Aetna did not respond to a request for comment Thursday.
Duke University law professor Barak Richman said the Justice Department, which is responsible for health insurance antitrust reviews, will likely review such deals market-by-market with an eye on the long-term competitive dynamics. Mergers like the Aetna-Humana combination involve many submarkets both in terms of geography and products, he said.
“It's a very, very complicated analysis,” Richman said.
That process may be further complicated if more major insurers announce additional deals in coming weeks and months. The Justice Department will likely view the Aetna-Humana merger with an eye toward any subsequent transactions, Richman said.
“At some point, especially if there are two mergers out of the big five (insurers) you really could say there's an overall lessening of competition because you really have fewer potential entrants into each others' markets,” said Tim Greaney, director of the Center for Health Law Studies at St.

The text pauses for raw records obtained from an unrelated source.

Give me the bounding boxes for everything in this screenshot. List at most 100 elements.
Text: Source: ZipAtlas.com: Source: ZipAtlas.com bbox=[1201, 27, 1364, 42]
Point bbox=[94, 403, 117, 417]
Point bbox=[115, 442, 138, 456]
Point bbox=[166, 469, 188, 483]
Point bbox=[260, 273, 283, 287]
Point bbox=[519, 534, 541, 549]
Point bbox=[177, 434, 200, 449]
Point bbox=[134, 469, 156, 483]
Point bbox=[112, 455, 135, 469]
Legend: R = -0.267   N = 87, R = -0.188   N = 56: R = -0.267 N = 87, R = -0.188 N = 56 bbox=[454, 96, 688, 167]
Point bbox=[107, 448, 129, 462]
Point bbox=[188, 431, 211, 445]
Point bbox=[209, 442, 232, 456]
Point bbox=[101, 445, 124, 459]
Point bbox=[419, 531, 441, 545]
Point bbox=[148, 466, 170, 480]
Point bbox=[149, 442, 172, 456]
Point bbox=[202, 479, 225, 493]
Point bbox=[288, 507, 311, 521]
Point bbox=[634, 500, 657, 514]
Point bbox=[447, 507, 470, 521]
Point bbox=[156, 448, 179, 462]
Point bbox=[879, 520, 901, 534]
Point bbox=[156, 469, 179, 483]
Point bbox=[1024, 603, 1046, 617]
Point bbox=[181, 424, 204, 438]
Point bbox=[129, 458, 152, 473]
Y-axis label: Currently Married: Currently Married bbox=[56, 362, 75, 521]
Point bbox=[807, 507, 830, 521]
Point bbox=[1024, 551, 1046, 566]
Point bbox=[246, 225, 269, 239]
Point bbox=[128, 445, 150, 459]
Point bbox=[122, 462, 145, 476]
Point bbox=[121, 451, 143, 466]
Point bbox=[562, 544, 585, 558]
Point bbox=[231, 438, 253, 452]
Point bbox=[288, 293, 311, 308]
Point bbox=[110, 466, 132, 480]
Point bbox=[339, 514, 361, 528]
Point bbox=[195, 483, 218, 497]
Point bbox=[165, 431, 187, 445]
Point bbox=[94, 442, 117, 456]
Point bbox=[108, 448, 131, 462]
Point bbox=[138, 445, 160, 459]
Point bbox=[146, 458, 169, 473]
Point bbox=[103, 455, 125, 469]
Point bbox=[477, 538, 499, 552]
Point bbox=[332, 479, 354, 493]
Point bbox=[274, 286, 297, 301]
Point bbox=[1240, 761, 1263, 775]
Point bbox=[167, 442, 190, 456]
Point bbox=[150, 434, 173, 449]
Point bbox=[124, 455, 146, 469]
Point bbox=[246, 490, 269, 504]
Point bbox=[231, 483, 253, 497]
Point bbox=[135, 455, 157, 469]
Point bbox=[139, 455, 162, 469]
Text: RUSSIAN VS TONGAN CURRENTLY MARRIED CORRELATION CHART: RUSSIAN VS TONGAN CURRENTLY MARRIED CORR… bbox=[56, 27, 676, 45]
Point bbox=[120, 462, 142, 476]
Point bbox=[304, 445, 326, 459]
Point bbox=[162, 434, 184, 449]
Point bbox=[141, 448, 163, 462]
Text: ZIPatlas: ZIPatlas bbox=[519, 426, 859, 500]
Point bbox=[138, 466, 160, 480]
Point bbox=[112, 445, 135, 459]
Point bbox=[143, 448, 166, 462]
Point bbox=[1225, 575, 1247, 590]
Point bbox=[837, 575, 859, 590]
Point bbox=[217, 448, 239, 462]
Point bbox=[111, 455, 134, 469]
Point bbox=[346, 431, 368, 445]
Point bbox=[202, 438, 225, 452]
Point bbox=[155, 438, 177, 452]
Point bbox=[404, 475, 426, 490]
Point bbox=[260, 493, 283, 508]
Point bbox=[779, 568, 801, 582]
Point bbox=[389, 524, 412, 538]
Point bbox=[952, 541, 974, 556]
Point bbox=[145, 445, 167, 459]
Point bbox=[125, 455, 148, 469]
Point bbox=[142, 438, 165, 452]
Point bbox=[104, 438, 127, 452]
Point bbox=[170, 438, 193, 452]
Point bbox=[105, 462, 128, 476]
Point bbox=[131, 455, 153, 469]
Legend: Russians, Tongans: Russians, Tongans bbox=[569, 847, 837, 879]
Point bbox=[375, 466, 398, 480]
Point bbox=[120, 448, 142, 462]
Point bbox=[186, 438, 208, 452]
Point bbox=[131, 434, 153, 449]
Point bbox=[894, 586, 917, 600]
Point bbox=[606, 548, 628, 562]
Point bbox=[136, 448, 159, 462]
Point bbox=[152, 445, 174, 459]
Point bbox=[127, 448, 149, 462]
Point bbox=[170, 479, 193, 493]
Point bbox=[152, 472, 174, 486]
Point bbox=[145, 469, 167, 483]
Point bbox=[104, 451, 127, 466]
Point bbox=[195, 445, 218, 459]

Louis University's School of Law and a former assistant chief in charge of healthcare antitrust enforcement at the Justice Department.
Miles, however, doesn't think antitrust scrutiny will kill the Aetna-Humana deal. “I don't think they will be derailed," he said, "but I think there's likely to be some significant divestitures.”
Others say they can't make predictions given the complexity of the issues.“There's a lot of different markets to look at, and they're all at least slightly different to very different, so there's a lot of moving parts to take into account,” said Martin Gaynor, a professor of economics and public policy at Carnegie Mellon University's Heinz College and a former chief economist at the Federal Trade Commission.
It's also unclear exactly how long an antitrust review of the Aetna-Humana deal might take. Right now, the deal is expected to close in the second half of 2016.
In certain large, proposed mergers, the parties must notify the FTC and the Justice Department. The matter then goes to the Justice Department's antitrust division, which has 30 days to either ask for more information with a second request letter or approve the transaction.
In response to second request letters, parties typically have to submit voluminous data to the antitrust division. Once the antitrust division receives that information, it then has another 30 days to decide whether to clear the transaction, file a motion in federal court for a preliminary injunction in anticipation of challenging the merger or enter into an agreement with the parties that would give the government more time to investigate before the deal is consummated, Miles said.
A Justice spokesman declined to comment Thursday on whether the department might look at health insurance mergers. In recent years, however, the Justice Department has gotten involved in a number of proposed deals among insurers including WellPoint's 2012 acquisition of Amerigroup Corp. and Humana's 2012 acquisition of Arcadian Management Services, among others. Both of those situations were resolved through divestitures.